Kolbe in fact once shared a largely unknown – but highly significant – story about the unexpected manner in which he was informed by former head coach Rassie Erasmus that he would be making his Test debut.
The talented wing’s first call-up to the Springboks came before the Australasian leg of the 2018 Rugby Championship, and caught many by surprise, including Kolbe himself.
“Literally my first proper face-to-face chat with coach Rassie was at the hotel reception; I was getting the cable ties cut off my luggage, and he’d just come out of a meeting,” Kolbe told this writer back in 2020.
“He welcomed me to the team, asked me how I was feeling and if there were any injury worries. I told him, ‘Thanks for the opportunity and that I’m 100% fine’. He replied to say if that’s the case I’ll be on the bench for the next game. I stood there and could barely believe it, and was wondering: is this how things happen here with such an open chat?,” Kolbe laughed.
A Test debut off the bench duly followed, but the real heroics would come a week later when he scored a stunning intercept try in the Springboks’ famous two-point win over the All Blacks in Wellington.
And so began Kolbe’s so-called ‘love affair’ of playing in high-profile matches, with the world-class wing having famously scored a sensational try in both the triumphant 2019 Rugby World Cup final and the decisive third Test against the British & Irish Lions in 2021.
No easy task
Replacing a player of Kolbe’s quality is no easy task, but the Bok coaches have had no hesitation in rewarding Arendse for his impressive performance on debut in the second Test against Wales.
It can’t be forgotten that the 26-year-old was not always an automatic first-choice at the Bulls during the United Rugby Championship, but once again the Boks have a unique outlook when assessing which players will fit into their system.
Last year, another sevens superstar, Rosko Specman, was very much part of the Bok group, while fellow former Blitzboks teammate Seabelo Senatla was also invited to an alignment camp earlier this season.

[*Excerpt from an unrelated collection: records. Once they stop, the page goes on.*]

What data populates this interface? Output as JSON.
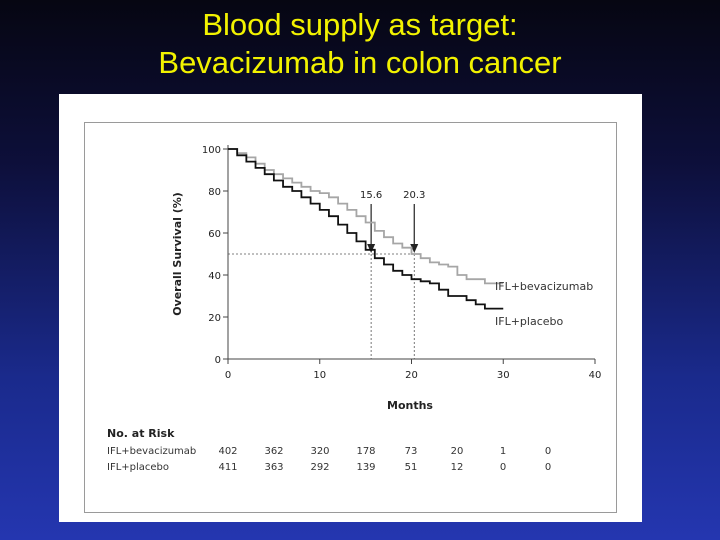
{
  "slide": {
    "title_line1": "Blood supply as target:",
    "title_line2": "Bevacizumab in colon cancer"
  },
  "colors": {
    "background_top": "#060612",
    "background_bottom": "#2436b0",
    "title": "#f2f200",
    "bevacizumab_line": "#a6a6a6",
    "placebo_line": "#111111"
  },
  "chart_data": {
    "type": "line",
    "title": "",
    "xlabel": "Months",
    "ylabel": "Overall Survival (%)",
    "xlim": [
      0,
      40
    ],
    "ylim": [
      0,
      100
    ],
    "x_ticks": [
      "0",
      "10",
      "20",
      "30",
      "40"
    ],
    "y_ticks": [
      "0",
      "20",
      "40",
      "60",
      "80",
      "100"
    ],
    "grid": false,
    "series": [
      {
        "name": "IFL+bevacizumab",
        "color": "#a6a6a6",
        "x": [
          0,
          1,
          2,
          3,
          4,
          5,
          6,
          7,
          8,
          9,
          10,
          11,
          12,
          13,
          14,
          15,
          16,
          17,
          18,
          19,
          20,
          21,
          22,
          23,
          24,
          25,
          26,
          27,
          28,
          29,
          30
        ],
        "y": [
          100,
          98,
          96,
          93,
          90,
          88,
          86,
          84,
          82,
          80,
          79,
          77,
          74,
          71,
          68,
          65,
          61,
          58,
          55,
          53,
          50,
          48,
          46,
          45,
          44,
          40,
          38,
          38,
          36,
          36,
          36
        ]
      },
      {
        "name": "IFL+placebo",
        "color": "#111111",
        "x": [
          0,
          1,
          2,
          3,
          4,
          5,
          6,
          7,
          8,
          9,
          10,
          11,
          12,
          13,
          14,
          15,
          16,
          17,
          18,
          19,
          20,
          21,
          22,
          23,
          24,
          25,
          26,
          27,
          28,
          29,
          30
        ],
        "y": [
          100,
          97,
          94,
          91,
          88,
          85,
          82,
          80,
          77,
          74,
          71,
          68,
          64,
          60,
          56,
          52,
          48,
          45,
          42,
          40,
          38,
          37,
          36,
          33,
          30,
          30,
          28,
          26,
          24,
          24,
          24
        ]
      }
    ],
    "reference_lines": {
      "survival_level": 50,
      "medians": [
        15.6,
        20.3
      ]
    },
    "annotations": [
      "15.6",
      "20.3"
    ],
    "legend": [
      {
        "label": "IFL+bevacizumab",
        "placement": "right of line end"
      },
      {
        "label": "IFL+placebo",
        "placement": "right of line end"
      }
    ]
  },
  "risk_table": {
    "heading": "No. at Risk",
    "rows": [
      {
        "label": "IFL+bevacizumab",
        "values": [
          "402",
          "362",
          "320",
          "178",
          "73",
          "20",
          "1",
          "0"
        ]
      },
      {
        "label": "IFL+placebo",
        "values": [
          "411",
          "363",
          "292",
          "139",
          "51",
          "12",
          "0",
          "0"
        ]
      }
    ]
  }
}
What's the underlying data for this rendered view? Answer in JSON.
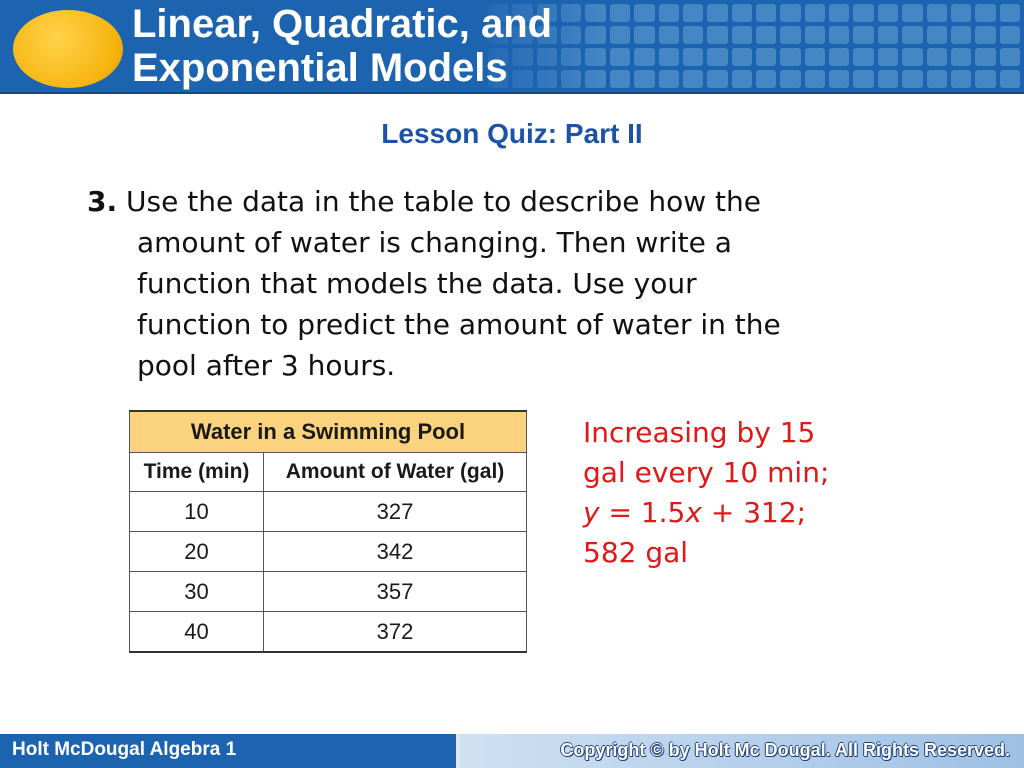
{
  "header": {
    "title_line1": "Linear, Quadratic, and",
    "title_line2": "Exponential Models"
  },
  "subtitle": "Lesson Quiz: Part II",
  "question": {
    "number": "3.",
    "line1": "Use the data in the table to describe how the",
    "line2": "amount of water is changing. Then write a",
    "line3": "function that models the data. Use your",
    "line4": "function to predict the amount of water in the",
    "line5": "pool after 3 hours."
  },
  "table": {
    "caption": "Water in a Swimming Pool",
    "columns": [
      "Time (min)",
      "Amount of Water (gal)"
    ],
    "rows": [
      [
        "10",
        "327"
      ],
      [
        "20",
        "342"
      ],
      [
        "30",
        "357"
      ],
      [
        "40",
        "372"
      ]
    ]
  },
  "answer": {
    "line1": "Increasing by 15",
    "line2": "gal every 10 min;",
    "line3_y": "y",
    "line3_mid": " = 1.5",
    "line3_x": "x",
    "line3_end": " + 312;",
    "line4": "582 gal"
  },
  "footer": {
    "left": "Holt McDougal Algebra 1",
    "right": "Copyright © by Holt Mc Dougal. All Rights Reserved."
  },
  "colors": {
    "banner_blue": "#1d64b0",
    "subtitle_blue": "#1c53a6",
    "answer_red": "#e01818",
    "table_caption_fill": "#fbd37f",
    "logo_yellow": "#f6b40e"
  }
}
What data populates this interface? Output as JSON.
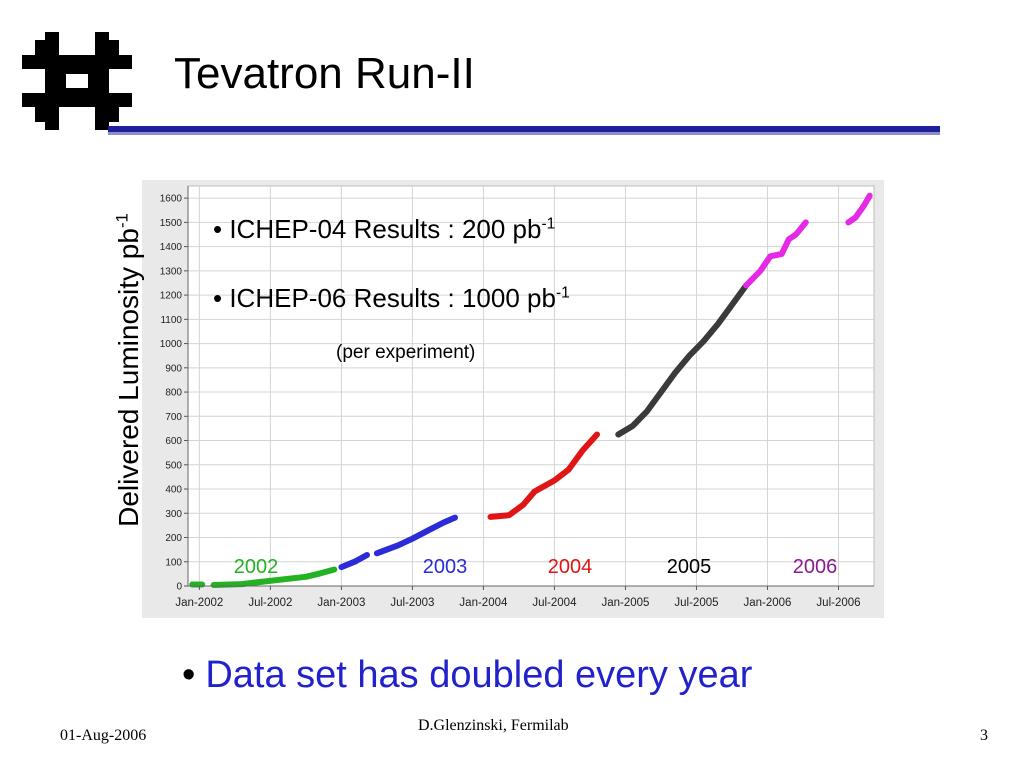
{
  "slide": {
    "title": "Tevatron Run-II",
    "bullet": "Data set has doubled every year",
    "footer_date": "01-Aug-2006",
    "footer_author": "D.Glenzinski, Fermilab",
    "page_number": "3",
    "logo": "fermilab-logo"
  },
  "colors": {
    "title_rule": "#1f1f9a",
    "bullet_text": "#2222cc",
    "run_2002": "#22b222",
    "run_2003": "#2b2bd8",
    "run_2004": "#e01515",
    "run_2005": "#3a3a3a",
    "run_2006": "#e52ae5"
  },
  "chart_data": {
    "type": "line",
    "ylabel_main": "Delivered Luminosity pb",
    "ylabel_sup": "-1",
    "ylim": [
      0,
      1650
    ],
    "yticks": [
      "0",
      "100",
      "200",
      "300",
      "400",
      "500",
      "600",
      "700",
      "800",
      "900",
      "1000",
      "1100",
      "1200",
      "1300",
      "1400",
      "1500",
      "1600"
    ],
    "xlim": [
      2001.92,
      2006.75
    ],
    "xticks": [
      {
        "label": "Jan-2002",
        "value": 2002.0
      },
      {
        "label": "Jul-2002",
        "value": 2002.5
      },
      {
        "label": "Jan-2003",
        "value": 2003.0
      },
      {
        "label": "Jul-2003",
        "value": 2003.5
      },
      {
        "label": "Jan-2004",
        "value": 2004.0
      },
      {
        "label": "Jul-2004",
        "value": 2004.5
      },
      {
        "label": "Jan-2005",
        "value": 2005.0
      },
      {
        "label": "Jul-2005",
        "value": 2005.5
      },
      {
        "label": "Jan-2006",
        "value": 2006.0
      },
      {
        "label": "Jul-2006",
        "value": 2006.5
      }
    ],
    "grid": true,
    "series": [
      {
        "name": "2002",
        "color": "#22b222",
        "segments": [
          [
            [
              2001.95,
              6
            ],
            [
              2002.02,
              6
            ]
          ],
          [
            [
              2002.1,
              4
            ],
            [
              2002.3,
              8
            ],
            [
              2002.45,
              18
            ],
            [
              2002.6,
              28
            ],
            [
              2002.75,
              38
            ],
            [
              2002.85,
              52
            ],
            [
              2002.95,
              68
            ]
          ]
        ]
      },
      {
        "name": "2003",
        "color": "#2b2bd8",
        "segments": [
          [
            [
              2003.0,
              78
            ],
            [
              2003.1,
              102
            ],
            [
              2003.18,
              128
            ]
          ],
          [
            [
              2003.25,
              135
            ],
            [
              2003.4,
              168
            ],
            [
              2003.5,
              195
            ],
            [
              2003.62,
              232
            ],
            [
              2003.72,
              262
            ],
            [
              2003.8,
              282
            ]
          ]
        ]
      },
      {
        "name": "2004",
        "color": "#e01515",
        "segments": [
          [
            [
              2004.05,
              285
            ],
            [
              2004.18,
              292
            ],
            [
              2004.28,
              335
            ],
            [
              2004.36,
              390
            ],
            [
              2004.5,
              435
            ],
            [
              2004.6,
              480
            ],
            [
              2004.7,
              560
            ],
            [
              2004.8,
              625
            ]
          ]
        ]
      },
      {
        "name": "2005",
        "color": "#3a3a3a",
        "segments": [
          [
            [
              2004.95,
              625
            ],
            [
              2005.05,
              660
            ],
            [
              2005.15,
              720
            ],
            [
              2005.25,
              800
            ],
            [
              2005.35,
              880
            ],
            [
              2005.45,
              950
            ],
            [
              2005.55,
              1010
            ],
            [
              2005.65,
              1080
            ],
            [
              2005.75,
              1160
            ],
            [
              2005.85,
              1240
            ]
          ]
        ]
      },
      {
        "name": "2006",
        "color": "#e52ae5",
        "segments": [
          [
            [
              2005.85,
              1240
            ],
            [
              2005.95,
              1300
            ],
            [
              2006.02,
              1360
            ],
            [
              2006.1,
              1370
            ],
            [
              2006.15,
              1430
            ],
            [
              2006.2,
              1450
            ],
            [
              2006.27,
              1500
            ]
          ],
          [
            [
              2006.57,
              1500
            ],
            [
              2006.62,
              1520
            ],
            [
              2006.68,
              1570
            ],
            [
              2006.72,
              1610
            ]
          ]
        ]
      }
    ],
    "year_labels": [
      {
        "text": "2002",
        "color": "#22b222"
      },
      {
        "text": "2003",
        "color": "#2b2bd8"
      },
      {
        "text": "2004",
        "color": "#e01515"
      },
      {
        "text": "2005",
        "color": "#000000"
      },
      {
        "text": "2006",
        "color": "#8b1a8b"
      }
    ],
    "annotations": {
      "ichep04_prefix": "• ICHEP-04 Results :   200 pb",
      "ichep04_sup": "-1",
      "ichep06_prefix": "• ICHEP-06 Results : 1000 pb",
      "ichep06_sup": "-1",
      "note": "(per experiment)"
    }
  }
}
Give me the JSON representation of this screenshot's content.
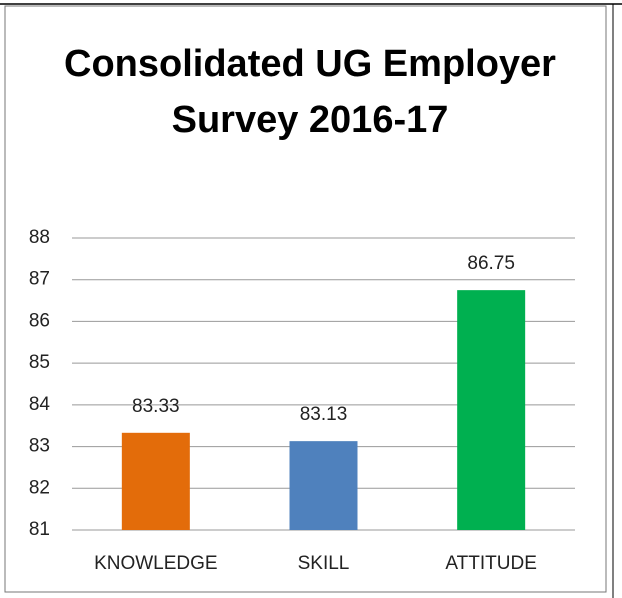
{
  "chart_data": {
    "type": "bar",
    "title": "Consolidated UG Employer Survey 2016-17",
    "categories": [
      "KNOWLEDGE",
      "SKILL",
      "ATTITUDE"
    ],
    "values": [
      83.33,
      83.13,
      86.75
    ],
    "colors": [
      "#e36c0a",
      "#4f81bd",
      "#00b050"
    ],
    "ylim": [
      81,
      88
    ],
    "yticks": [
      81,
      82,
      83,
      84,
      85,
      86,
      87,
      88
    ],
    "grid": true
  }
}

Meanwhile, Angelo Davids has just completed a remarkable campaign at the Commonwealth Games, scoring 10 tries on the way to helping the Springbok Sevens clinch gold. Suddenly, it’s no longer beyond the realms of possibility to think he could one day follow in the footsteps of Kolbe and Arendse. The same could be said of another sevens star JC Pretorius.
This all speaks to a culture that the Springboks have created where hard work and talent can be valued just as highly as strength and physicality. Players of all shapes and sizes can fit into this Bok team, and it’s the reason why hardly anyone batted an eyelid when Arendse was selected to start this weekend.
The South African rugby status quo and previous size-based selection narrative has well and truly been shaken up by the Springboks’ upper hierarchy over the last few years, and it only serves to reinforce the depth available at international level.